L’appel du muezzin d’une forte mais harmonieuse
Tous les bruits de marteaux, d’eau, de machines à coudre des travailleurs du cuivre, du bois, des couturiers, des potiers…
Nous logions dans de très petits hôtes situés dans la médina le long de rues étroites et fraîches. C’étaient des établissements très sobres (qu’on dirait maintenant insalubres) : petite chambre avec deux lits, parfois un lavabo, sanitaires sur l’étage pour plusieurs chambres, portes et fenêtres (quand il y en avait) donnant sur l’intérieur. Mais toujours les petites cours intérieures avec un arbre ou une fontaine, l’accès aux toits d’où l’on voyait la ville et les gens
Lors du voyage en stop, dès le premier matin, nous avons été réveillés par de la musique. Nous sommes sortis et avons suivi le son. Sur une place, des musiciens et des danseurs. Pour un premier matin au Maroc, nous étions ravis ! D’autant que la musique était belle et prenante.

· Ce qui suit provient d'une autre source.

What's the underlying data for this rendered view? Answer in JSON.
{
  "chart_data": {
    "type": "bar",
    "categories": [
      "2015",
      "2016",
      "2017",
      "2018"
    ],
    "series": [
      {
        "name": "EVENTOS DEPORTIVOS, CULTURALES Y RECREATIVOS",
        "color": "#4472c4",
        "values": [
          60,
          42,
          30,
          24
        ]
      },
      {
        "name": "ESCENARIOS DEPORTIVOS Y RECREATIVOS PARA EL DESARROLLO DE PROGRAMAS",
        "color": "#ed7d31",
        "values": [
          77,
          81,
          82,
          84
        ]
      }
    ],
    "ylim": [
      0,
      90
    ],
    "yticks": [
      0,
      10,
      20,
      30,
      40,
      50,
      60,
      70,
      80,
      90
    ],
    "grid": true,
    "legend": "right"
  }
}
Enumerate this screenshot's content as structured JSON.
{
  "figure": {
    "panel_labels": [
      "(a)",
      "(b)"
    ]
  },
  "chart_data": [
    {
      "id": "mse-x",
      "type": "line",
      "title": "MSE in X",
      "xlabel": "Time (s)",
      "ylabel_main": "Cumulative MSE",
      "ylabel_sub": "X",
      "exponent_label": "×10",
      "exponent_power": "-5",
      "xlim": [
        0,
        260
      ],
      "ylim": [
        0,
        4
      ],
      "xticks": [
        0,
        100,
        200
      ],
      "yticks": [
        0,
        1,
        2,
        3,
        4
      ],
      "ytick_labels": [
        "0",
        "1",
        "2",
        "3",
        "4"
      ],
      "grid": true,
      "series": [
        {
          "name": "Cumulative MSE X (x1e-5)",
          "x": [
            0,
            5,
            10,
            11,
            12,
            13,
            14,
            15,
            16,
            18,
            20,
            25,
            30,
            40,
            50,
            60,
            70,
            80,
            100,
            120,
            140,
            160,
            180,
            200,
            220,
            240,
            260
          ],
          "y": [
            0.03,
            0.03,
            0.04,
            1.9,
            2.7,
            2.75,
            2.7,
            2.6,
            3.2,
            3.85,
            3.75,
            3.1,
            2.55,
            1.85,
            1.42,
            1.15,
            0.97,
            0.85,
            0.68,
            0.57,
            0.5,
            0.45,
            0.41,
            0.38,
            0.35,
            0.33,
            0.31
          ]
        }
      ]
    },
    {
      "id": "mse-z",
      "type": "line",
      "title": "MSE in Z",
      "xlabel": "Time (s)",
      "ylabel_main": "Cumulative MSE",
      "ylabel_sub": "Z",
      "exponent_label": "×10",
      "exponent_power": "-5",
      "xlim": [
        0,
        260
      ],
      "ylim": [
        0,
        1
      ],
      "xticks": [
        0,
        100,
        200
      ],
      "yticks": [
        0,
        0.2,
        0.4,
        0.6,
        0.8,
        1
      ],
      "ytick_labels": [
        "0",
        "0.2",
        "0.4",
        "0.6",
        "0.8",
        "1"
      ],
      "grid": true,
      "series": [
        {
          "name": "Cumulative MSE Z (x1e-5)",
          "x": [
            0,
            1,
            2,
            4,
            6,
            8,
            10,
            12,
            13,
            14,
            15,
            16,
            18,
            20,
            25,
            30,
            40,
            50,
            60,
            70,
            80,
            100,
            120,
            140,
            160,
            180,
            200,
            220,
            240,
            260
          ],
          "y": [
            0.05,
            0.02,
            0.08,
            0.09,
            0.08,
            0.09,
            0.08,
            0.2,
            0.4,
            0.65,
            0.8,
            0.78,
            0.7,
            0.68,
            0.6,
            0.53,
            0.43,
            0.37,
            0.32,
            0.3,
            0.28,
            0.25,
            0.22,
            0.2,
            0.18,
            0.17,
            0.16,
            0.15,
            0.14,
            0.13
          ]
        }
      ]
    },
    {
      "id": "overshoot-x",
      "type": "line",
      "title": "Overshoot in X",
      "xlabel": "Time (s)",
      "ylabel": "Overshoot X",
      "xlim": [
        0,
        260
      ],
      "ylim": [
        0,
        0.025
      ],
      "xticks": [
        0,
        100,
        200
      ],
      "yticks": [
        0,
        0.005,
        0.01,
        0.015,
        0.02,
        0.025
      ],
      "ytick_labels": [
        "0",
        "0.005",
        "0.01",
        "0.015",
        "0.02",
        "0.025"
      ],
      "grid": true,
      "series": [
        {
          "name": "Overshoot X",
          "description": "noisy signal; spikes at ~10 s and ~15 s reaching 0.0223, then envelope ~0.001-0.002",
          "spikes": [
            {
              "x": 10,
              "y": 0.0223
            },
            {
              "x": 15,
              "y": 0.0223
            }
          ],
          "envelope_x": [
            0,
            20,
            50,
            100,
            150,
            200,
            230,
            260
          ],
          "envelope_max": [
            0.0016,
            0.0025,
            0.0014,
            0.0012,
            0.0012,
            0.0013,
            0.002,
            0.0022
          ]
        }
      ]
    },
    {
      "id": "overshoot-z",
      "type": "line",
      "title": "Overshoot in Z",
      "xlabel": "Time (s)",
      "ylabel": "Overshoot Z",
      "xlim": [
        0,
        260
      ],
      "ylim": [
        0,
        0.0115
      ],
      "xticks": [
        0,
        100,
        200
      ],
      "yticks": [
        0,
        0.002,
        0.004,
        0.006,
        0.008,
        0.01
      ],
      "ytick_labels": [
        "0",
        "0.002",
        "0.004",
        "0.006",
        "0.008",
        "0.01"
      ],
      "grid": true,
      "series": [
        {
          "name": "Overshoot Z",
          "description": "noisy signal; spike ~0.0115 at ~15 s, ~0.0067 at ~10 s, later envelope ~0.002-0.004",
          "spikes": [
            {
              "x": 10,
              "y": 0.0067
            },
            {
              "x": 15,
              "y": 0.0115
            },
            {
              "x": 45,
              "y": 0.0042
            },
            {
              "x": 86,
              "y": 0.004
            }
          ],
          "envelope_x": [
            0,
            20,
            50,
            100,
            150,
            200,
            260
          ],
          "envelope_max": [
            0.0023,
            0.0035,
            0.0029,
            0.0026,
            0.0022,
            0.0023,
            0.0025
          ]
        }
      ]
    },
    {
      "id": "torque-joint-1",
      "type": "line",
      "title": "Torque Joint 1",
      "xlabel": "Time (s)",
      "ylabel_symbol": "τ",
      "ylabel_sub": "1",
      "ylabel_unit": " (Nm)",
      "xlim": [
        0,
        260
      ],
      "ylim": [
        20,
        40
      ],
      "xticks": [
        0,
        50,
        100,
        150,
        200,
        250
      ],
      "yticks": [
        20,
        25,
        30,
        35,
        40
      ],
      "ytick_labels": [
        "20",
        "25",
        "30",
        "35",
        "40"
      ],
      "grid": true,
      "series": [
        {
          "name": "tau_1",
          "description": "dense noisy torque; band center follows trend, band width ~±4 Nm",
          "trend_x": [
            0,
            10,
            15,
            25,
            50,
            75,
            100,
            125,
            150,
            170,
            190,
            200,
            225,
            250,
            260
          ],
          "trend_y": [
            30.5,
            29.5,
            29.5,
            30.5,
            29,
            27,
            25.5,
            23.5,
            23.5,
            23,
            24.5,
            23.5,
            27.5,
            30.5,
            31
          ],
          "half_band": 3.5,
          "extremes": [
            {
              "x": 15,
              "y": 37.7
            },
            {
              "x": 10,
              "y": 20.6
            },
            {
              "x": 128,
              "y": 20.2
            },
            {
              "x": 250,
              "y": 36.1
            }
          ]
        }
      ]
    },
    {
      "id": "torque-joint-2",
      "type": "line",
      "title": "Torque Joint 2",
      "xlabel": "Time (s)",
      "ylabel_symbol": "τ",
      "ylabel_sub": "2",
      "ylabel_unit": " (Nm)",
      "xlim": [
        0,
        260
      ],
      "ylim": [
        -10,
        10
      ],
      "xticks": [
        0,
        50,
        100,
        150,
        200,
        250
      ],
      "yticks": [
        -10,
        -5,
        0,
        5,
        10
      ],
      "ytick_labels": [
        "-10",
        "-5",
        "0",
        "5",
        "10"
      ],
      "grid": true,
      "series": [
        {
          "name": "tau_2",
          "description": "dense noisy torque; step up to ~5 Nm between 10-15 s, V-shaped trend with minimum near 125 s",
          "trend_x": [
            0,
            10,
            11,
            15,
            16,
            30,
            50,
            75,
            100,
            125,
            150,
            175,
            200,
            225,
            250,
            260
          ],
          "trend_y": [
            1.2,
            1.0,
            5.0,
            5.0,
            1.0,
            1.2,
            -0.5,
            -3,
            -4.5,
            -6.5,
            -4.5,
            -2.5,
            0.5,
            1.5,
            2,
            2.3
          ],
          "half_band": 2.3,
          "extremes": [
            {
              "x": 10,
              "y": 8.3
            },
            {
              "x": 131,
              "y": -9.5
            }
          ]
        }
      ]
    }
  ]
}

C’est aussi à Tétouan que nous avons découvert la cuisine marocaine (nous ne connaissions que le couscous, d’accord c’est bon mais il y a tant d’autres choses !). Les soupes et les grillades vendues dans la rue ont fait notre régal.
J’espère que Tétouan a gardé tout son charme, ses petites rues blanches, ses artisans, ses musiciens, ses femmes aux grands chapeaux et aux robes rayées blanc et rouge. Je crains que les petits hôtels aient disparu… (hygiénisme quand tu nous tiens !). Mais, bien sûr, les habitants, eux, sont toujours là. Leur mode de vie a sûrement évolué et on ne peut que s’en réjouir s’il y a moins de pauvreté, plus d’enfants à l’école ; c’est évident.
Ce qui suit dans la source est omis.